We have to choose to love God. We will always be unworthy, it IS God’s freely given gifts of grace, but if we aren’t trying we can never obtain sanctity, and if we are trying God will help us.
Which is exactly what Therese found in her Little Way.
She searched through the Gospels for a sign that all was not lost, that despite the fact that she was the weakest of God’s children that she had a chance to be a Saint and fulfill this great desire of her heart.
And she found it: “Truly, I say to you, unless you turn and become like children, you will never enter the kingdom of heaven.” Mt. 18:3
Therese chose to remain little, like a child, and perform all her duties with great love, no matter how small. In remaining little, Jesus would stoop to the low places, and seeing her effort, take her up and bring her to the heights.
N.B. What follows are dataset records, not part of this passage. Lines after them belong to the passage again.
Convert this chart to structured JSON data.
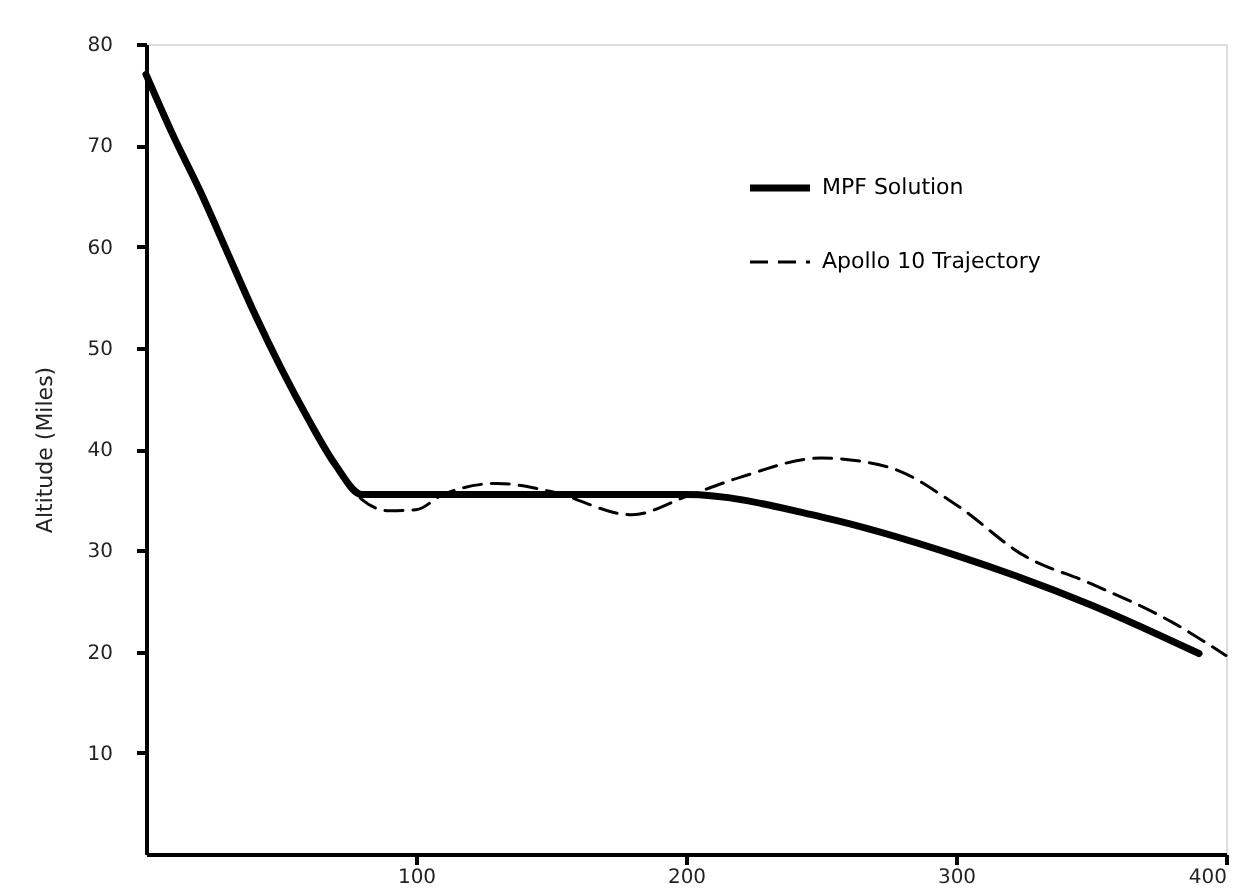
{
  "chart_data": {
    "type": "line",
    "ylabel": "Altitude (Miles)",
    "xlim": [
      0,
      400
    ],
    "xticks": [
      100,
      200,
      300,
      400
    ],
    "ylim": [
      0,
      80
    ],
    "yticks": [
      10,
      20,
      30,
      40,
      50,
      60,
      70,
      80
    ],
    "grid": false,
    "legend": "top right",
    "series": [
      {
        "name": "MPF Solution",
        "color": "#000000",
        "line_style": "solid",
        "x": [
          0,
          10,
          20,
          30,
          40,
          50,
          60,
          70,
          80,
          100,
          150,
          200,
          250,
          300,
          350,
          390
        ],
        "values": [
          77,
          71,
          65.5,
          59.5,
          53.5,
          48,
          43,
          38.5,
          35.5,
          35.5,
          35.5,
          35.5,
          33.3,
          29.5,
          24.6,
          19.8
        ]
      },
      {
        "name": "Apollo 10 Trajectory",
        "color": "#000000",
        "line_style": "dashed",
        "x": [
          0,
          10,
          20,
          30,
          40,
          50,
          60,
          70,
          80,
          90,
          100,
          110,
          130,
          150,
          180,
          200,
          220,
          250,
          275,
          300,
          325,
          350,
          380,
          400
        ],
        "values": [
          77,
          71,
          65.5,
          59.5,
          53.5,
          48,
          43,
          38.5,
          35,
          33.9,
          34,
          35.5,
          36.6,
          35.8,
          33.5,
          35.3,
          37.2,
          39.1,
          38.2,
          34.5,
          29.5,
          26.7,
          22.9,
          19.6
        ]
      }
    ]
  }
}
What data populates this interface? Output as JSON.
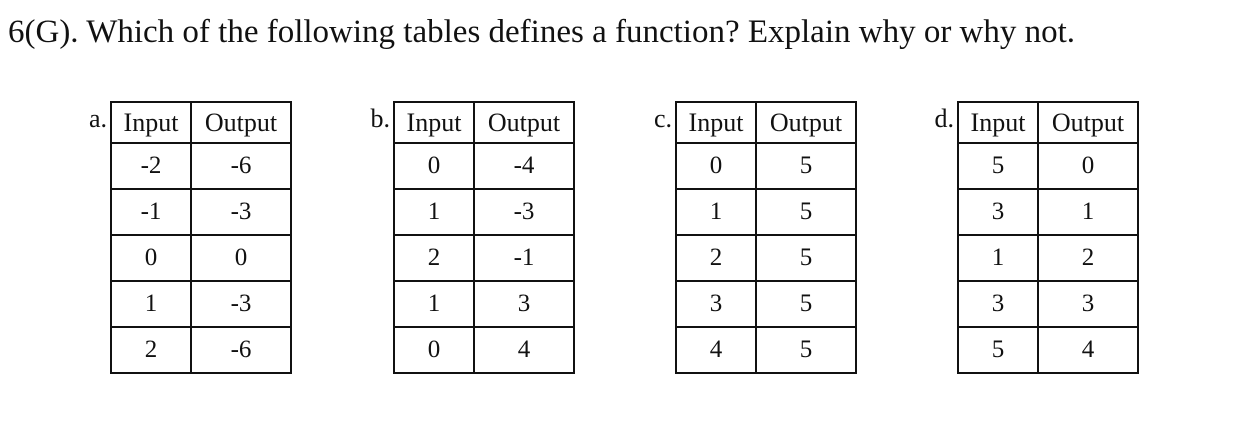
{
  "question": "6(G). Which of the following tables defines a function? Explain why or why not.",
  "tables": [
    {
      "label": "a.",
      "headers": [
        "Input",
        "Output"
      ],
      "rows": [
        [
          "-2",
          "-6"
        ],
        [
          "-1",
          "-3"
        ],
        [
          "0",
          "0"
        ],
        [
          "1",
          "-3"
        ],
        [
          "2",
          "-6"
        ]
      ]
    },
    {
      "label": "b.",
      "headers": [
        "Input",
        "Output"
      ],
      "rows": [
        [
          "0",
          "-4"
        ],
        [
          "1",
          "-3"
        ],
        [
          "2",
          "-1"
        ],
        [
          "1",
          "3"
        ],
        [
          "0",
          "4"
        ]
      ]
    },
    {
      "label": "c.",
      "headers": [
        "Input",
        "Output"
      ],
      "rows": [
        [
          "0",
          "5"
        ],
        [
          "1",
          "5"
        ],
        [
          "2",
          "5"
        ],
        [
          "3",
          "5"
        ],
        [
          "4",
          "5"
        ]
      ]
    },
    {
      "label": "d.",
      "headers": [
        "Input",
        "Output"
      ],
      "rows": [
        [
          "5",
          "0"
        ],
        [
          "3",
          "1"
        ],
        [
          "1",
          "2"
        ],
        [
          "3",
          "3"
        ],
        [
          "5",
          "4"
        ]
      ]
    }
  ]
}
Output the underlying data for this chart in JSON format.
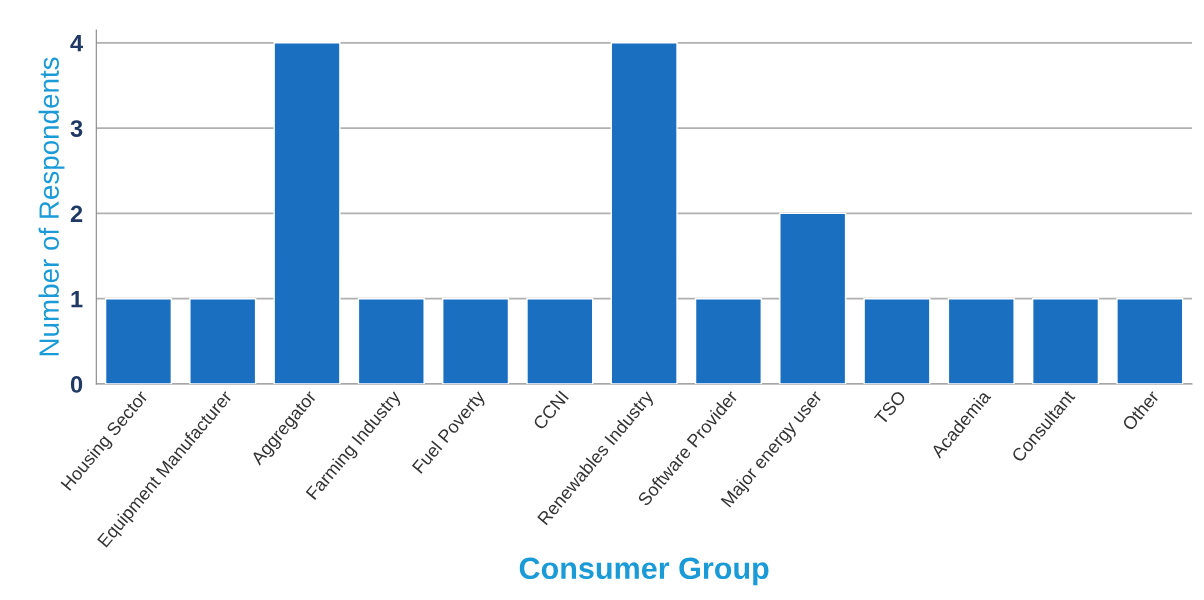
{
  "chart_data": {
    "type": "bar",
    "xlabel": "Consumer Group",
    "ylabel": "Number of Respondents",
    "categories": [
      "Housing Sector",
      "Equipment Manufacturer",
      "Aggregator",
      "Farming Industry",
      "Fuel Poverty",
      "CCNI",
      "Renewables Industry",
      "Software Provider",
      "Major energy user",
      "TSO",
      "Academia",
      "Consultant",
      "Other"
    ],
    "values": [
      1,
      1,
      4,
      1,
      1,
      1,
      4,
      1,
      2,
      1,
      1,
      1,
      1
    ],
    "color": "#1b6fc0",
    "ylim": [
      0,
      4.15
    ],
    "yticks": [
      0,
      1,
      2,
      3,
      4
    ],
    "grid": "y",
    "legend": false
  }
}
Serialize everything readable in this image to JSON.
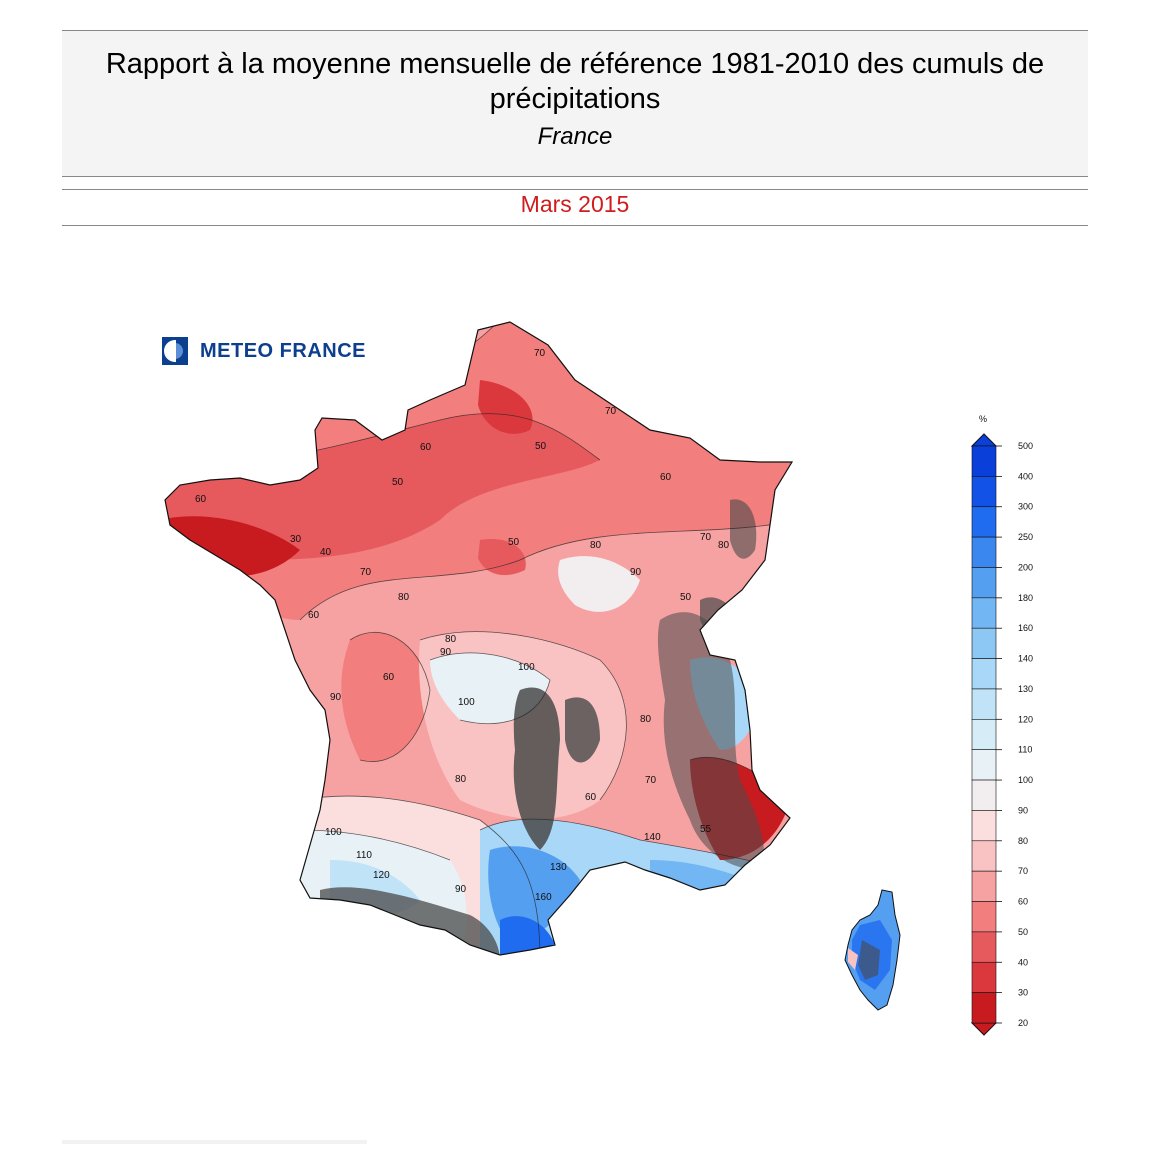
{
  "header": {
    "title": "Rapport à la moyenne mensuelle de référence 1981-2010 des cumuls de précipitations",
    "region": "France",
    "period": "Mars 2015"
  },
  "logo": {
    "text": "METEO FRANCE",
    "icon": "meteo-france-logo-icon"
  },
  "legend": {
    "unit": "%",
    "levels": [
      500,
      400,
      300,
      250,
      200,
      180,
      160,
      140,
      130,
      120,
      110,
      100,
      90,
      80,
      70,
      60,
      50,
      40,
      30,
      20
    ],
    "colors": [
      "#0a3fd9",
      "#1352e6",
      "#1f6cf0",
      "#3a87f0",
      "#559ff0",
      "#72b6f3",
      "#8dc8f5",
      "#a8d7f7",
      "#c1e3f8",
      "#d6edf8",
      "#e8f1f6",
      "#f2eef0",
      "#fbdede",
      "#fac3c3",
      "#f7a2a2",
      "#f27e7e",
      "#e65a5e",
      "#da383d",
      "#c81b20"
    ]
  },
  "map": {
    "contour_labels": [
      "70",
      "60",
      "50",
      "40",
      "30",
      "70",
      "50",
      "60",
      "70",
      "60",
      "50",
      "80",
      "80",
      "70",
      "80",
      "90",
      "100",
      "100",
      "80",
      "60",
      "70",
      "80",
      "90",
      "100",
      "110",
      "120",
      "130",
      "140",
      "160",
      "90",
      "60",
      "55",
      "50",
      "60",
      "80",
      "90"
    ],
    "colors": {
      "deep_red": "#c81b20",
      "red": "#e65a5e",
      "light_red": "#f27e7e",
      "pink": "#f7a2a2",
      "pale_pink": "#fac3c3",
      "rose": "#fbdede",
      "neutral": "#f2eef0",
      "pale_blue": "#e8f1f6",
      "light_blue": "#a8d7f7",
      "blue": "#559ff0",
      "deep_blue": "#1f6cf0",
      "relief": "#4a4a4a"
    }
  }
}
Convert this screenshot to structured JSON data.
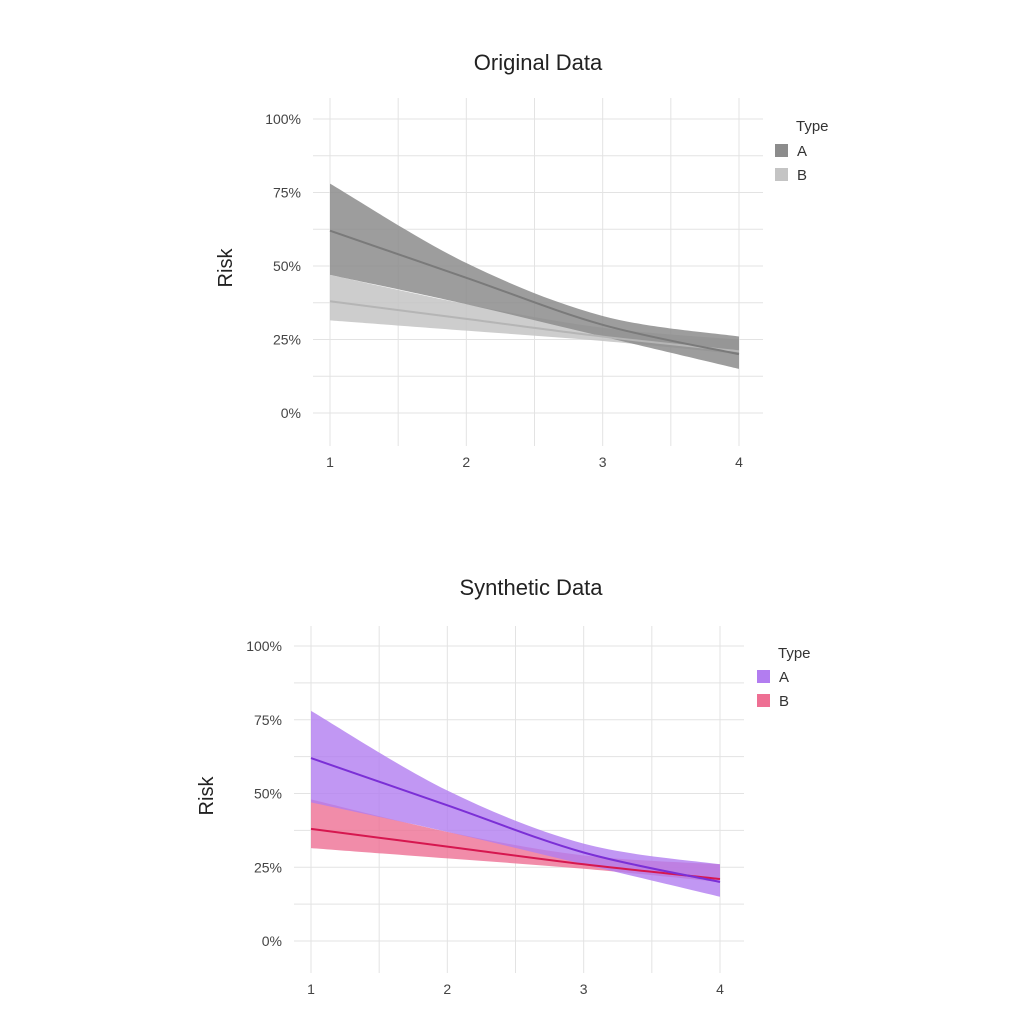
{
  "chart_data": [
    {
      "type": "line",
      "title": "Original Data",
      "xlabel": "",
      "ylabel": "Risk",
      "x": [
        1,
        2,
        3,
        4
      ],
      "x_ticks": [
        "1",
        "2",
        "3",
        "4"
      ],
      "y_ticks": [
        "0%",
        "25%",
        "50%",
        "75%",
        "100%"
      ],
      "ylim": [
        0,
        1
      ],
      "xlim": [
        1,
        4
      ],
      "grid": true,
      "legend": {
        "title": "Type",
        "position": "right",
        "entries": [
          "A",
          "B"
        ]
      },
      "series": [
        {
          "name": "A",
          "color": "#7a7a7a",
          "fill": "#8c8c8c",
          "values": [
            0.62,
            0.46,
            0.3,
            0.2
          ],
          "lower": [
            0.47,
            0.37,
            0.26,
            0.15
          ],
          "upper": [
            0.78,
            0.51,
            0.33,
            0.26
          ]
        },
        {
          "name": "B",
          "color": "#b5b5b5",
          "fill": "#c4c4c4",
          "values": [
            0.38,
            0.32,
            0.26,
            0.21
          ],
          "lower": [
            0.315,
            0.28,
            0.245,
            0.2
          ],
          "upper": [
            0.47,
            0.37,
            0.29,
            0.25
          ]
        }
      ]
    },
    {
      "type": "line",
      "title": "Synthetic Data",
      "xlabel": "",
      "ylabel": "Risk",
      "x": [
        1,
        2,
        3,
        4
      ],
      "x_ticks": [
        "1",
        "2",
        "3",
        "4"
      ],
      "y_ticks": [
        "0%",
        "25%",
        "50%",
        "75%",
        "100%"
      ],
      "ylim": [
        0,
        1
      ],
      "xlim": [
        1,
        4
      ],
      "grid": true,
      "legend": {
        "title": "Type",
        "position": "right",
        "entries": [
          "A",
          "B"
        ]
      },
      "series": [
        {
          "name": "A",
          "color": "#7b2fd6",
          "fill": "#b27df0",
          "values": [
            0.62,
            0.46,
            0.3,
            0.2
          ],
          "lower": [
            0.47,
            0.37,
            0.26,
            0.15
          ],
          "upper": [
            0.78,
            0.51,
            0.33,
            0.26
          ]
        },
        {
          "name": "B",
          "color": "#d6174f",
          "fill": "#ee6f93",
          "values": [
            0.38,
            0.32,
            0.26,
            0.21
          ],
          "lower": [
            0.315,
            0.28,
            0.245,
            0.2
          ],
          "upper": [
            0.48,
            0.37,
            0.29,
            0.26
          ]
        }
      ]
    }
  ]
}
It was her elevator to heaven.
And unlike Jansenism, it rests greatly on our use of free will to perform our duties with great love, our free will to choose to remain little and small, trusting in the goodness of God, the Fatherhood of God, to come and take us to heaven.
Before she died, Therese said that she wanted to spend her heaven helping souls on earth know God. Her unfailing intercession has made her both the patron saint of missionaries (though she remained in a cloistered convent her whole life) and a Doctor of the Church.